All of a sudden there was with them another traveler. They did not know him or recognized him. After all who looks for the dead among the living? We should note that has the trio now walk in step together which quickened the pace. The steps are easier and the hearts of the sorrowful are becoming lighter. The traveler spoke with confidence about the Scriptures and how God had acted to bring about the work of the Messiah and how the Messiah would bring about the start of the new creation. Cleopas and his companion had waited and wondered what would happen next. They were still waiting and hoping for everything to make sense; “We had hoped… we had waited…” and as they continued to walk and talk the duo found courage in the travelers’ words. When it came time for the trio to part and become a duo again, Cleopas and his companion would not take “no” for answer to their offer of hospitality when the time to part ways came. They would twist the arm of this traveler and force him to turn in for the night if they had to.  They thought that the least they could do for this traveler was offer a simple meal and a warm bed for the night. They compelled the traveler to come with them.

At the table, with the breaking of the bread, they finally knew him: fully and suddenly. They knew that they knew. Their faith and their unbounded joy returned to them, like a warm, refreshing summertime rain. They found that the embers of their hearts were once again fanned into full flame. Just as important, they wasted no time. They left and returned to the city as fast as their legs would carry them – running and sprinting as fast as they could go, to share the good news that they had seen and known the risen Jesus in the walking and in the breaking of the bread.

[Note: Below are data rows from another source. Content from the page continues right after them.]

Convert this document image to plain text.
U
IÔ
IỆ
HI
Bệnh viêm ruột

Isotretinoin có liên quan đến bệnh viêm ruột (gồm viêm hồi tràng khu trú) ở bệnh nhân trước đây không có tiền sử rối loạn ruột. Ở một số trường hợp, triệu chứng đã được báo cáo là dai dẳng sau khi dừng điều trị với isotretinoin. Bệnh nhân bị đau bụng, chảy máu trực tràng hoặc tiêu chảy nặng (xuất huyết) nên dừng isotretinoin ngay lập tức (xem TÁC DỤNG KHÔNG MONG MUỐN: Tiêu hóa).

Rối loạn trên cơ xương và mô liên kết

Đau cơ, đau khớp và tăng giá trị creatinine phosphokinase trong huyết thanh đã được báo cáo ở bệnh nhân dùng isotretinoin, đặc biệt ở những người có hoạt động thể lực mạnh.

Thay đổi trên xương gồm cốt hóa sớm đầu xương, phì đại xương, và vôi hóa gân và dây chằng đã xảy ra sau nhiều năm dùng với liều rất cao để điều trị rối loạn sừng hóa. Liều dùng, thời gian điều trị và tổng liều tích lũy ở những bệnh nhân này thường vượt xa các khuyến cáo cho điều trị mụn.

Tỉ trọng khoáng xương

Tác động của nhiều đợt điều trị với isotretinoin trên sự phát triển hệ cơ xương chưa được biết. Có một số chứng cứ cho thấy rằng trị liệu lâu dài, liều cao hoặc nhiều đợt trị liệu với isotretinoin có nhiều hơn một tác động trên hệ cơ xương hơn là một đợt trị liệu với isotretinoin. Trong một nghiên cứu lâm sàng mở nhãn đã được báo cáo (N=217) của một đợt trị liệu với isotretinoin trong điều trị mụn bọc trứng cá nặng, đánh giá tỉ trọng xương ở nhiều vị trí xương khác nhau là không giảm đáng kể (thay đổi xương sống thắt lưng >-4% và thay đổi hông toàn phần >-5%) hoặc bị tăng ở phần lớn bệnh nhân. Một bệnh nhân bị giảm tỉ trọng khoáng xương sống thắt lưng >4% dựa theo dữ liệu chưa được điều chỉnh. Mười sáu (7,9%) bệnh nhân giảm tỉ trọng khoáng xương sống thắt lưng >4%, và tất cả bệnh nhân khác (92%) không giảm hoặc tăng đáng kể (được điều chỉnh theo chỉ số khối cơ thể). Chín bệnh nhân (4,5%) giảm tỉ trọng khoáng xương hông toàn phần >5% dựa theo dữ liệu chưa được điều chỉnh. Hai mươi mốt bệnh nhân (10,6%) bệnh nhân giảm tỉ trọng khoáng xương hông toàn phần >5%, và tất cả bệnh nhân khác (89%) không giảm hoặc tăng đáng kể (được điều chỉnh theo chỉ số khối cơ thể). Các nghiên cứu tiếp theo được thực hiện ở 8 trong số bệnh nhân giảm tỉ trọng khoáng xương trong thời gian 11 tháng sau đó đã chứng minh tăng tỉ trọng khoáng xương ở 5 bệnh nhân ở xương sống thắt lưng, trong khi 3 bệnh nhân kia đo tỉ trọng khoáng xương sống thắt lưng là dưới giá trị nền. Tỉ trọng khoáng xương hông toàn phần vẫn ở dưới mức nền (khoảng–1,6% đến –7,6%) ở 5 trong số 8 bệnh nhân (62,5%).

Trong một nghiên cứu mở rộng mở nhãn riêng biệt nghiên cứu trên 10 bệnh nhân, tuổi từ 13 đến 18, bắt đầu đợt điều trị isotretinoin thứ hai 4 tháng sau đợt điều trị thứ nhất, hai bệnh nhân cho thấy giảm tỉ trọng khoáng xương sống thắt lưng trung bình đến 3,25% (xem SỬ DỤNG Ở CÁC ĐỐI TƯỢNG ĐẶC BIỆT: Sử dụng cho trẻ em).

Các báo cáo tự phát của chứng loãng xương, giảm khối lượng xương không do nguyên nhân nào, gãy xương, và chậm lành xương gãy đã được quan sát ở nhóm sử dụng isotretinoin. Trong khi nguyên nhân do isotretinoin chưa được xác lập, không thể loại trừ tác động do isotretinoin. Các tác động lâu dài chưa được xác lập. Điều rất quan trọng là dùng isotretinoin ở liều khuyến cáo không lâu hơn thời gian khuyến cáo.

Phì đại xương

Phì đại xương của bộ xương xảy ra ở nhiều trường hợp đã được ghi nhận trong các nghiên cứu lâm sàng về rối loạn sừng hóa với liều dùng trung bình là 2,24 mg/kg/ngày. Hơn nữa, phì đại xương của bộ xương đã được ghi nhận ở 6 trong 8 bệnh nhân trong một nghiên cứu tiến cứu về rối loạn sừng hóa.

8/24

We as a Church need to renew ourselves in the word. We need to deepen our knowledge of the Scriptures not just that we can have better debates but so that we can begin to hope and to see on the way, at the table and in our everyday moments all day long! We need to see ourselves as being in this part of the resurrection story. We care a lot and we know a lot. As Church we think about and talk about the things we face and the things that sadden us, make us fearful and that disappoint us. We worry about our hope being diminished and our dreams being dashed.
    
We (the Church)  need to walk, talk and we need to have our hearts opened again by the presence of God and we need to have our eyes opened that we would see Jesus so our hearts might be on fire and we would be fearless to tell others where we see and know Jesus in the here and now. And we need to be patient to the end of the Day when God will have made all things new again. We can and do know him on the side of the road. We do know him in the breaking of the bread and the prayers.  We too shall know that we know his presence and thanks be to God for that.